Kerkvolk

Grenspaal tussen Holland en Brabant bij Moerdijk. Geertruidenberg lag vlakbij de grens van Holland en Brabant. Bergse katholieken bleven dichtbij de mogelijkheid in het generaliteitsgebied Brabant ter kerke te gaan en hun eigen kerkelijke cultuur te beleven.

Voor het gewone kerkvolk was het van belang dat het zich ‘thuis’ voelde in de kerk, dat de godsdienstige handelingen aansloten bij hun dagelijkse leven. Het religieuze gevoelsleven van de kerkgangers in de zestiende eeuw was doorspekt met uitingen van volksgeloof. Voor het afweren van onbegrepen gevaren zocht men bescherming binnen het katholieke geloof, dat hiervoor handvatten bood in de vorm van heiligen, heiligendagen, processies en kerkelijke feesten. Het viel de katholieken zwaar om te horen dat al deze uitingen door de nieuwe religie als bijgeloof gezien werden. Rationeel konden ze wellicht de nieuwe religie aanvaarden, maar gevoelsmatig namen ze met grote moeite afstand van de rituelen waaraan ze gewend waren en die vaak voor hen een bijzondere en persoonlijke (mystieke) betekenis hadden.
Degenen die overgingen op de nieuwe religie voelden zich prettig bij de meer op de rede gerichte benadering. Ze vonden dat ze voor vol werden aangezien. Hoewel er zeker ook praktische redenen geweest zullen zijn om het katholicisme te verlaten, zoals de grotere zekerheid op een goede baan, kozen sommigen bewust voor de oprechte nieuwsgierigheid naar de inhoud van het geloof en van het woord. Het protestantisme paste bovendien in het nieuwe wereldbeeld dat aan het ontstaan was onder invloed van ontdekkingen op allerlei wetenschapsterreinen.
De inwoners van Geertruidenberg stonden in de zestiende en zeventiende eeuw voor een moeilijke keuze.

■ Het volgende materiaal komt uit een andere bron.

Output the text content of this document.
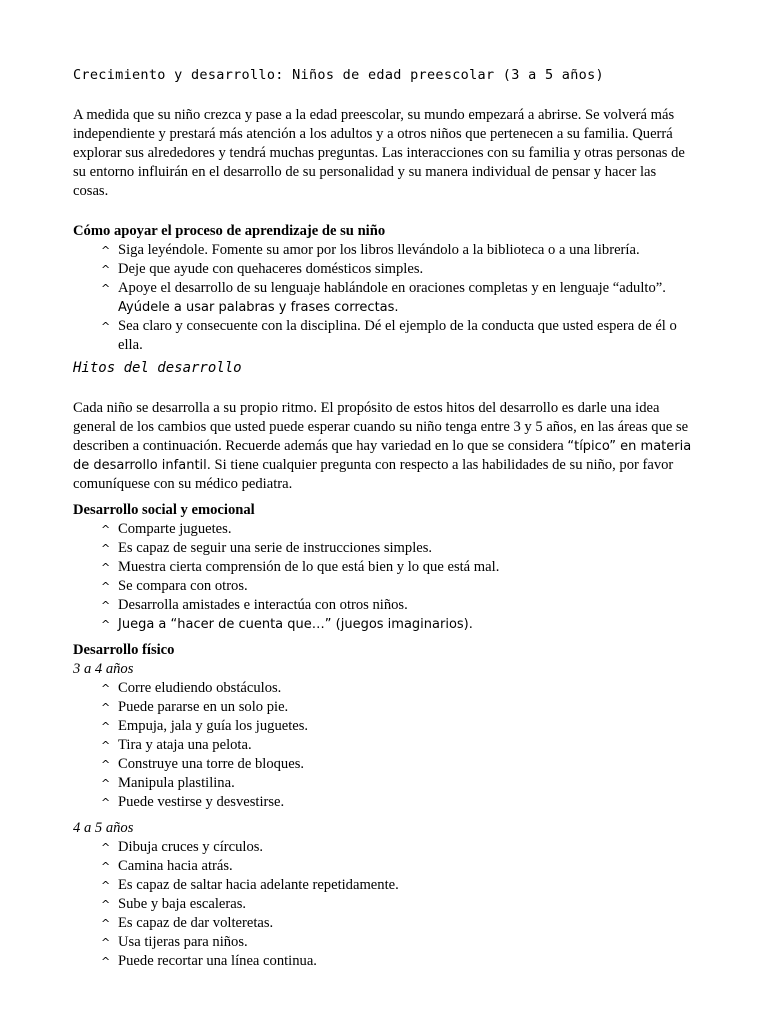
Crecimiento y desarrollo: Niños de edad preescolar (3 a 5 años)

A medida que su niño crezca y pase a la edad preescolar, su mundo empezará a abrirse. Se volverá más independiente y prestará más atención a los adultos y a otros niños que pertenecen a su familia. Querrá explorar sus alrededores y tendrá muchas preguntas. Las interacciones con su familia y otras personas de su entorno influirán en el desarrollo de su personalidad y su manera individual de pensar y hacer las cosas.

Cómo apoyar el proceso de aprendizaje de su niño
^ Siga leyéndole. Fomente su amor por los libros llevándolo a la biblioteca o a una librería.
^ Deje que ayude con quehaceres domésticos simples.
^ Apoye el desarrollo de su lenguaje hablándole en oraciones completas y en lenguaje “adulto”. Ayúdele a usar palabras y frases correctas.
^ Sea claro y consecuente con la disciplina. Dé el ejemplo de la conducta que usted espera de él o ella.
Hitos del desarrollo

Cada niño se desarrolla a su propio ritmo. El propósito de estos hitos del desarrollo es darle una idea general de los cambios que usted puede esperar cuando su niño tenga entre 3 y 5 años, en las áreas que se describen a continuación. Recuerde además que hay variedad en lo que se considera “típico” en materia de desarrollo infantil. Si tiene cualquier pregunta con respecto a las habilidades de su niño, por favor comuníquese con su médico pediatra.

Desarrollo social y emocional
^ Comparte juguetes.
^ Es capaz de seguir una serie de instrucciones simples.
^ Muestra cierta comprensión de lo que está bien y lo que está mal.
^ Se compara con otros.
^ Desarrolla amistades e interactúa con otros niños.
^ Juega a “hacer de cuenta que…” (juegos imaginarios).
Desarrollo físico
3 a 4 años
^ Corre eludiendo obstáculos.
^ Puede pararse en un solo pie.
^ Empuja, jala y guía los juguetes.
^ Tira y ataja una pelota.
^ Construye una torre de bloques.
^ Manipula plastilina.
^ Puede vestirse y desvestirse.
4 a 5 años
^ Dibuja cruces y círculos.
^ Camina hacia atrás.
^ Es capaz de saltar hacia adelante repetidamente.
^ Sube y baja escaleras.
^ Es capaz de dar volteretas.
^ Usa tijeras para niños.
^ Puede recortar una línea continua.
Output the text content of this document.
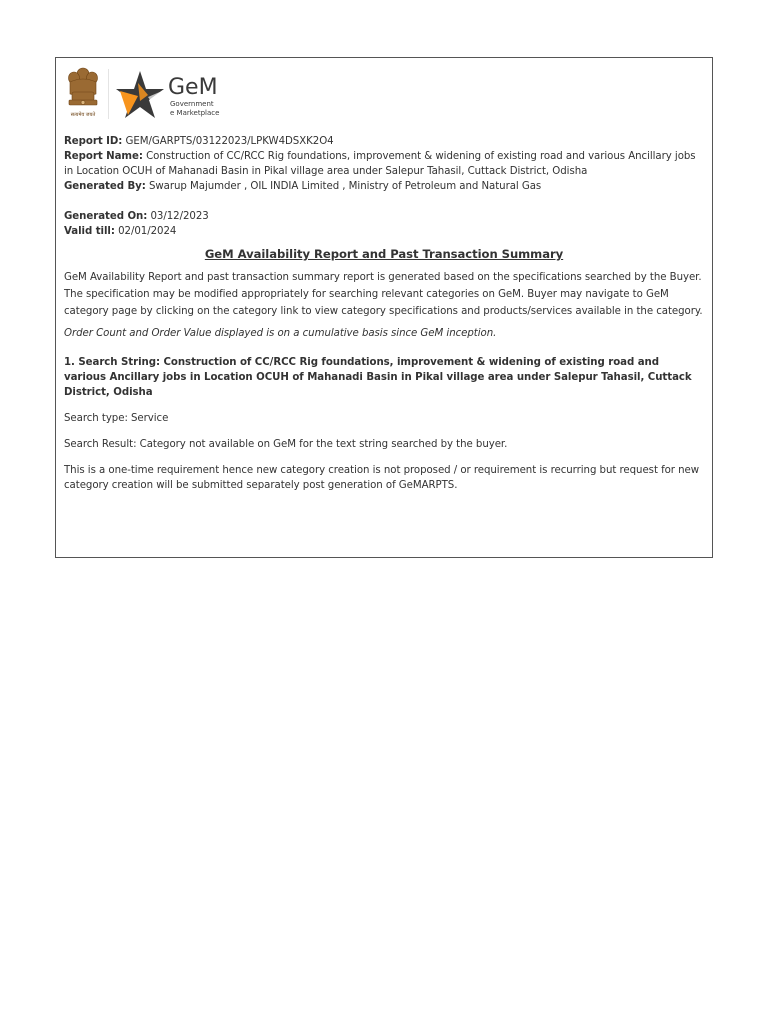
सत्यमेव जयते
GeM
Government
e Marketplace
Report ID: GEM/GARPTS/03122023/LPKW4DSXK2O4
Report Name: Construction of CC/RCC Rig foundations, improvement & widening of existing road and various Ancillary jobs in Location OCUH of Mahanadi Basin in Pikal village area under Salepur Tahasil, Cuttack District, Odisha
Generated By: Swarup Majumder , OIL INDIA Limited , Ministry of Petroleum and Natural Gas
Generated On: 03/12/2023
Valid till: 02/01/2024
GeM Availability Report and Past Transaction Summary

GeM Availability Report and past transaction summary report is generated based on the specifications searched by the Buyer. The specification may be modified appropriately for searching relevant categories on GeM. Buyer may navigate to GeM category page by clicking on the category link to view category specifications and products/services available in the category.

Order Count and Order Value displayed is on a cumulative basis since GeM inception.
1. Search String: Construction of CC/RCC Rig foundations, improvement & widening of existing road and various Ancillary jobs in Location OCUH of Mahanadi Basin in Pikal village area under Salepur Tahasil, Cuttack District, Odisha
Search type: Service
Search Result: Category not available on GeM for the text string searched by the buyer.
This is a one-time requirement hence new category creation is not proposed / or requirement is recurring but request for new category creation will be submitted separately post generation of GeMARPTS.
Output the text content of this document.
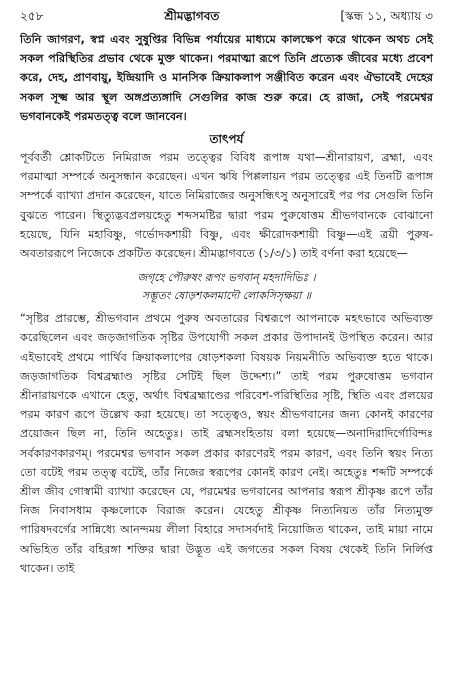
২৫৮	শ্রীমদ্ভাগবত	[স্কন্ধ ১১, অধ্যায় ৩

তিনি জাগরণ, স্বপ্ন এবং সুষুপ্তির বিভিন্ন পর্যায়ের মাধ্যমে কালক্ষেপ করে থাকেন অথচ সেই সকল পরিস্থিতির প্রভাব থেকে মুক্ত থাকেন। পরমাত্মা রূপে তিনি প্রত্যেক জীবের মধ্যে প্রবেশ করে, দেহ, প্রাণবায়ু, ইন্দ্রিয়াদি ও মানসিক ক্রিয়াকলাপ সঞ্জীবিত করেন এবং ঐভাবেই দেহের সকল সূক্ষ্ম আর স্থূল অঙ্গপ্রত্যঙ্গাদি সেগুলির কাজ শুরু করে। হে রাজা, সেই পরমেশ্বর ভগবানকেই পরমতত্ত্ব বলে জানবেন।

তাৎপর্য

পূর্ববর্তী শ্লোকটিতে নিমিরাজ পরম তত্ত্বের বিবিধ রূপাঙ্গ যথা—শ্রীনারায়ণ, ব্রহ্মা, এবং পরমাত্মা সম্পর্কে অনুসন্ধান করেছেন। এখন ঋষি পিপ্পলায়ন পরম তত্ত্বের এই তিনটি রূপাঙ্গ সম্পর্কে ব্যাখ্যা প্রদান করেছেন, যাতে নিমিরাজের অনুসন্ধিৎসু অনুসারেই পর পর সেগুলি তিনি বুঝতে পারেন। স্থিত্যুদ্ভবপ্রলয়হেতু শব্দসমষ্টির দ্বারা পরম পুরুষোত্তম শ্রীভগবানকে বোঝানো হয়েছে, যিনি মহাবিষ্ণু, গর্ভোদকশায়ী বিষ্ণু, এবং ক্ষীরোদকশায়ী বিষ্ণু—এই ত্রয়ী পুরুষ-অবতাররূপে নিজেকে প্রকটিত করেছেন। শ্রীমদ্ভাগবতে (১/৩/১) তাই বর্ণনা করা হয়েছে—

জগৃহে পৌরুষং রূপং ভগবান্ মহদাদিভিঃ ।
সম্ভূতং ষোড়শকলমাদৌ লোকসিসৃক্ষয়া ॥

“সৃষ্টির প্রারম্ভে, শ্রীভগবান প্রথমে পুরুষ অবতারের বিশ্বরূপে আপনাকে মহৎভাবে অভিব্যক্ত করেছিলেন এবং জড়জাগতিক সৃষ্টির উপযোগী সকল প্রকার উপাদানই উপস্থিত করেন। আর এইভাবেই প্রথমে পার্থিব ক্রিয়াকলাপের ষোড়শকলা বিষয়ক নিয়মনীতি অভিব্যক্ত হতে থাকে। জড়জাগতিক বিশ্বব্রহ্মাণ্ড সৃষ্টির সেটিই ছিল উদ্দেশ্য।” তাই পরম পুরুষোত্তম ভগবান শ্রীনারায়ণকে এখানে হেতু, অর্থাৎ বিশ্বব্রহ্মাণ্ডের পরিবেশ-পরিস্থিতির সৃষ্টি, স্থিতি এবং প্রলয়ের পরম কারণ রূপে উল্লেখ করা হয়েছে। তা সত্ত্বেও, স্বয়ং শ্রীভগবানের জন্য কোনই কারণের প্রয়োজন ছিল না, তিনি অহেতুঃ। তাই ব্রহ্মসংহিতায় বলা হয়েছে—অনাদিরাদির্গোবিন্দঃ সর্বকারণকারণম্। পরমেশ্বর ভগবান সকল প্রকার কারণেরই পরম কারণ, এবং তিনি স্বয়ং নিত্য তো বটেই পরম তত্ত্ব বটেই, তাঁর নিজের স্বরূপের কোনই কারণ নেই। অহেতুঃ শব্দটি সম্পর্কে শ্রীল জীব গোস্বামী ব্যাখ্যা করেছেন যে, পরমেশ্বর ভগবানের আপনার স্বরূপ শ্রীকৃষ্ণ রূপে তাঁর নিজ নিবাসধাম কৃষ্ণলোকে বিরাজ করেন। যেহেতু শ্রীকৃষ্ণ নিত্যনিয়ত তাঁর নিত্যমুক্ত পারিষদবর্গের সান্নিধ্যে আনন্দময় লীলা বিহারে সদাসর্বদাই নিয়োজিত থাকেন, তাই মায়া নামে অভিহিত তাঁর বহিরঙ্গা শক্তির দ্বারা উদ্ভূত এই জগতের সকল বিষয় থেকেই তিনি নির্লিপ্ত থাকেন। তাই
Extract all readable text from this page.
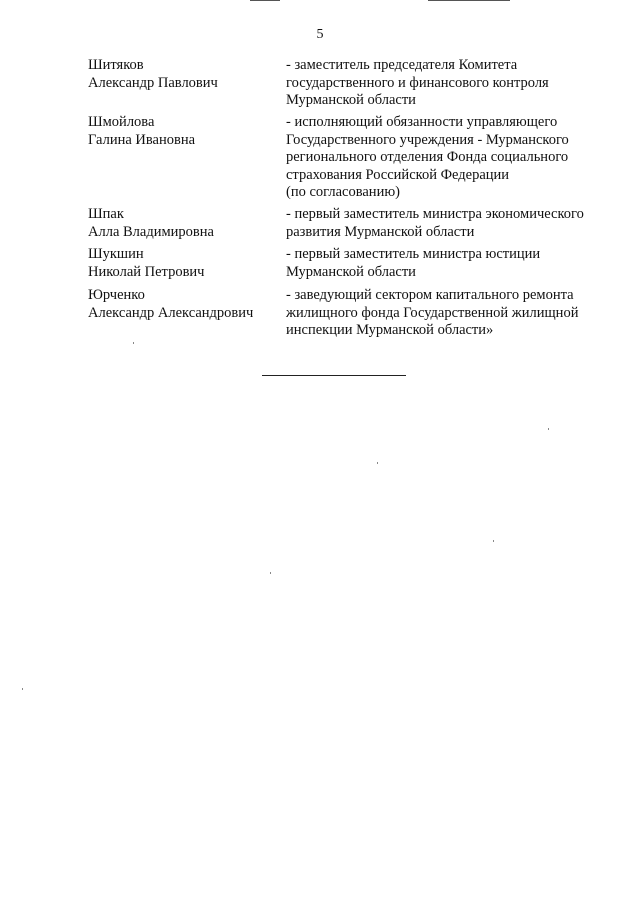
5
Шитяков
Александр Павлович
- заместитель председателя Комитета
государственного и финансового контроля
Мурманской области
Шмойлова
Галина Ивановна
- исполняющий обязанности управляющего
Государственного учреждения - Мурманского
регионального отделения Фонда социального
страхования Российской Федерации
(по согласованию)
Шпак
Алла Владимировна
- первый заместитель министра экономического
развития Мурманской области
Шукшин
Николай Петрович
- первый заместитель министра юстиции
Мурманской области
Юрченко
Александр Александрович
- заведующий сектором капитального ремонта
жилищного фонда Государственной жилищной
инспекции Мурманской области»
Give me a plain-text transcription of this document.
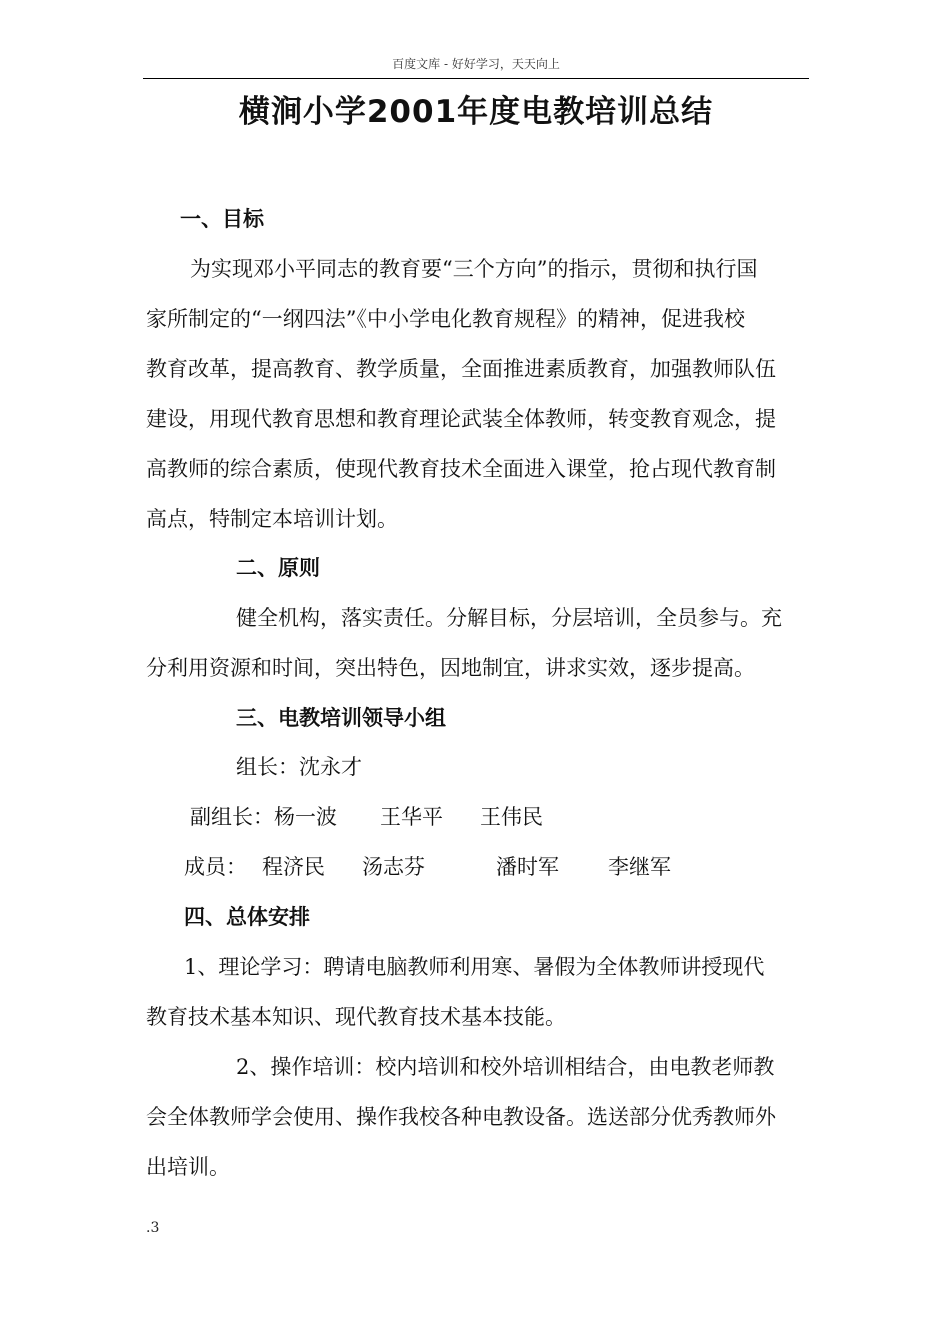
百度文库 - 好好学习，天天向上
横涧小学2001年度电教培训总结
一、目标
为实现邓小平同志的教育要“三个方向”的指示，贯彻和执行国
家所制定的“一纲四法”《中小学电化教育规程》的精神，促进我校
教育改革，提高教育、教学质量，全面推进素质教育，加强教师队伍
建设，用现代教育思想和教育理论武装全体教师，转变教育观念，提
高教师的综合素质，使现代教育技术全面进入课堂，抢占现代教育制
高点，特制定本培训计划。
二、原则
健全机构，落实责任。分解目标，分层培训，全员参与。充
分利用资源和时间，突出特色，因地制宜，讲求实效，逐步提高。
三、电教培训领导小组
组长：沈永才
副组长：杨一波 王华平 王伟民
成员： 程济民 汤志芬	潘时军 李继军
四、总体安排
1、理论学习：聘请电脑教师利用寒、暑假为全体教师讲授现代
教育技术基本知识、现代教育技术基本技能。
2、操作培训：校内培训和校外培训相结合，由电教老师教
会全体教师学会使用、操作我校各种电教设备。选送部分优秀教师外
出培训。
.3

Een keuze die soms dwars door familieverbanden heen ging. Natuurlijk waren er wel eens ruzies, pesterijen en hatelijkheden, maar het algemene beeld is toch dat men elkaars keuze in die periode respecteerde. Af en toe kon men het niet laten om een soort volksgericht te houden. In 1600 verbood het stadsbestuur de inwoners om bruid en bruidegom lastig te vallen of te molesteren als zij op weg waren naar hun trouw of ondertrouw bij de predikant of als zij daar vandaan kwamen. Voor protestantse inwoners was het eenvoudig. Zij konden bij doop, huwelijk en begrafenis naar de predikant. Voor katholieken was dat ingewikkelder. Een doop van hun kind in de protestantse kerk vonden ze nog wel te accepteren, omdat je kind ook door deze doop beschermd werd en het soms moeilijk was om de baby snel na de geboorte een katholieke doop te geven. In die tijd ontvingen sommige kinderen in de protestantse kerk en andere kinderen binnen hetzelfde gezin in de katholieke kerk hun doop. Het kerkelijke huwelijk was echter een heel ander verhaal. Wilde een katholiek stel in de echt verbonden worden dan hadden ze drie keuzes: elders trouwen in een katholieke kerk, in de eigen plaats trouwen voor de schepenbank (de voorloper van het burgerlijk huwelijk) of in de eigen plaats trouwen voor de predikant, die hieraan vaak voorwaarden verbond, zoals belijdenis doen of catechisatie volgen. Als het stel ervoor koos om voor de predikant te trouwen, omdat ze hechtten aan een kerkelijke inzegening, haalden ze hiermee de boosheid van andere katholieken op de hals met scheldpartijen of erger als gevolg.